Token Level Routing Inference System for Edge Devices
Jianshu She, Wenhao Zheng, Zhengzhong Liu, Hongyi Wang, Eric Xing, Huaxiu Yao, Qirong Ho
TL;DR
The paper tackles the challenge of running high-quality language inference on edge devices by introducing token-level routing between a fast on-device small language model and a cloud-based large model. It presents two complementary frameworks, CITER and Co-LLM, to learn per-token routing or deferral policies, integrated into a full system with ONNX-based on-device inference and SGLang cloud serving. Empirical results on CommonsenseQA show that routing roughly 7% of tokens to the cloud yields over 60% relative improvement in small-model accuracy while keeping cloud traffic low, demonstrating a practical path to high-quality edge inference. The work highlights the orchestration of multi-round prefilling, stateful routing metadata, and lightweight APIs to enable real-world deployments with privacy-preserving edge execution and scalable cloud assistance.
Abstract
The computational complexity of large language model (LLM) inference significantly constrains their deployment efficiency on edge devices. In contrast, small language models offer faster decoding and lower resource consumption but often suffer from degraded response quality and heightened susceptibility to hallucinations. To address this trade-off, collaborative decoding, in which a large model assists in generating critical tokens, has emerged as a promising solution.

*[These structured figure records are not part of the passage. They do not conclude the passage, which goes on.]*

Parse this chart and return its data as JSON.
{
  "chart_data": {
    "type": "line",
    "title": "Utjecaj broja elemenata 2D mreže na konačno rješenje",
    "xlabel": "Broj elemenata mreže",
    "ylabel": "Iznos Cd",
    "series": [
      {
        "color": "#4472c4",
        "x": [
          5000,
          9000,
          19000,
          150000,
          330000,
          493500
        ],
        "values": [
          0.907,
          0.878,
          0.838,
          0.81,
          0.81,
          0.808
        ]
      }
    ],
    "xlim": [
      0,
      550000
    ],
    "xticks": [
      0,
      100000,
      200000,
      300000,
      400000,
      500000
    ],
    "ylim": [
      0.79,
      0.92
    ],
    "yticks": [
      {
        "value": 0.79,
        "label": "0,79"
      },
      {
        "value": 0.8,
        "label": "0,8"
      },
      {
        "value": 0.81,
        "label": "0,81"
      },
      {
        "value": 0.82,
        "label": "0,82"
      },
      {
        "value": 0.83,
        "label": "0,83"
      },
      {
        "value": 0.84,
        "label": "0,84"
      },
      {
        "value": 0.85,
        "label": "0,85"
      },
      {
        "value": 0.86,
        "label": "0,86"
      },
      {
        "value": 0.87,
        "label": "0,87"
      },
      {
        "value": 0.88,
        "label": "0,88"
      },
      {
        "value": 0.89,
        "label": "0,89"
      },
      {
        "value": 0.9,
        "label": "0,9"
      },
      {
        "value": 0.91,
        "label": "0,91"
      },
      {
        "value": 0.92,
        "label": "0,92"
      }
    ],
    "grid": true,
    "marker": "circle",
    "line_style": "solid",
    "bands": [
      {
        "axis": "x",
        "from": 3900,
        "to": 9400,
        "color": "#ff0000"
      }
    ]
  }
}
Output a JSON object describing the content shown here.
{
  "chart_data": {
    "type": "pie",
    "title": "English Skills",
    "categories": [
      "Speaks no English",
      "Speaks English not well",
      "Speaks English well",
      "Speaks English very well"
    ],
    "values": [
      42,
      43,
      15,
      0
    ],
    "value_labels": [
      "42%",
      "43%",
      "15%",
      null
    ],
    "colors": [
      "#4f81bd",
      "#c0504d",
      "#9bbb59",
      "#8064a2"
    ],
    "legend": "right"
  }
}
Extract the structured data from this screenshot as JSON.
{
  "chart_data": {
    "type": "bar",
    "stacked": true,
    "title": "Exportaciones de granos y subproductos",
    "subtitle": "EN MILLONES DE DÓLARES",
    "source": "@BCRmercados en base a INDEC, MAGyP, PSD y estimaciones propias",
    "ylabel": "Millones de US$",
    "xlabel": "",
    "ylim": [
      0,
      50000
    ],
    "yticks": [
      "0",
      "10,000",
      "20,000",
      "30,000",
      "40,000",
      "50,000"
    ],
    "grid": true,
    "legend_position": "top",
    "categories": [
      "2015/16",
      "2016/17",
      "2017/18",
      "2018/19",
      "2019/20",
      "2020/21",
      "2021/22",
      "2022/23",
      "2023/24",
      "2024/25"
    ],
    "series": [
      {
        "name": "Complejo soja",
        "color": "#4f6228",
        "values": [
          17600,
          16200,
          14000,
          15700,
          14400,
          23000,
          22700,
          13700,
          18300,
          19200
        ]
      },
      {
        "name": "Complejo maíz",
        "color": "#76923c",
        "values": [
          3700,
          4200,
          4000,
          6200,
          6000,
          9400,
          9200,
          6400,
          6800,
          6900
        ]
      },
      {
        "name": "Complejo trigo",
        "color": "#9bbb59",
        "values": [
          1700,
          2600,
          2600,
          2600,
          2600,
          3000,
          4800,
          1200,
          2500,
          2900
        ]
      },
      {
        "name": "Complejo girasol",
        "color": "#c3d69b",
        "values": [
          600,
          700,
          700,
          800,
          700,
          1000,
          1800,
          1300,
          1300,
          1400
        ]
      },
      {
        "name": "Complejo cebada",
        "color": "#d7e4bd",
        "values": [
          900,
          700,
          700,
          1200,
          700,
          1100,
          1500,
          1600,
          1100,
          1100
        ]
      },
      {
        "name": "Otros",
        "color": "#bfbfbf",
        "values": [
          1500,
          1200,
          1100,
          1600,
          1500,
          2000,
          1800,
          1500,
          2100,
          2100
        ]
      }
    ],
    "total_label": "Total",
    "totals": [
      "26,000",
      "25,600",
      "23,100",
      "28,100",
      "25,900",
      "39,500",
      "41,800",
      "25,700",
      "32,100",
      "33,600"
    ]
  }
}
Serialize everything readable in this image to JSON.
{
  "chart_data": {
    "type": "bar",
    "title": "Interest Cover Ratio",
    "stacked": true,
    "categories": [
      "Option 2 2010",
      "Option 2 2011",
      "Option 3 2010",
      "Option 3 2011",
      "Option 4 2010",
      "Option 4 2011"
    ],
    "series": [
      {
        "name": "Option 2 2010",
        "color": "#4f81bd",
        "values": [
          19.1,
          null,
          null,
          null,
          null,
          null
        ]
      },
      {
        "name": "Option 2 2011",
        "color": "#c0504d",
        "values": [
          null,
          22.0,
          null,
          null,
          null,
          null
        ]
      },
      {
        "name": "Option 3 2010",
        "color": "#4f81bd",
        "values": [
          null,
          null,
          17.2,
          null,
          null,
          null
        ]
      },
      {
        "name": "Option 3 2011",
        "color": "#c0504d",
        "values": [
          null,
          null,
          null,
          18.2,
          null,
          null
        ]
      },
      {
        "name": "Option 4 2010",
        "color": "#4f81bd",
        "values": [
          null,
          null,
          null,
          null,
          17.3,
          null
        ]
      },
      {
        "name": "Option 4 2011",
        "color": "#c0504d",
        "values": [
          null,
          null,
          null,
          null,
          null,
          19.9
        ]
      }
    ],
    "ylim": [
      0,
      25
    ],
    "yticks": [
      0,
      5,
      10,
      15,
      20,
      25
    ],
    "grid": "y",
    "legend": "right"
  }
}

This paradigm leverages the strengths of both model types by enabling high-quality inference through selective intervention of the large model, while maintaining the speed and efficiency of the smaller model. In this work, we present a novel collaborative decoding inference system that allows small models to perform on-device inference while selectively consulting a cloud-based large model for critical token generation. Remarkably, the system achieves a 60% performance gain on CommonsenseQA using only a 0.5B model on an M1 MacBook, with under 7% of tokens generation uploaded to the large model in the cloud.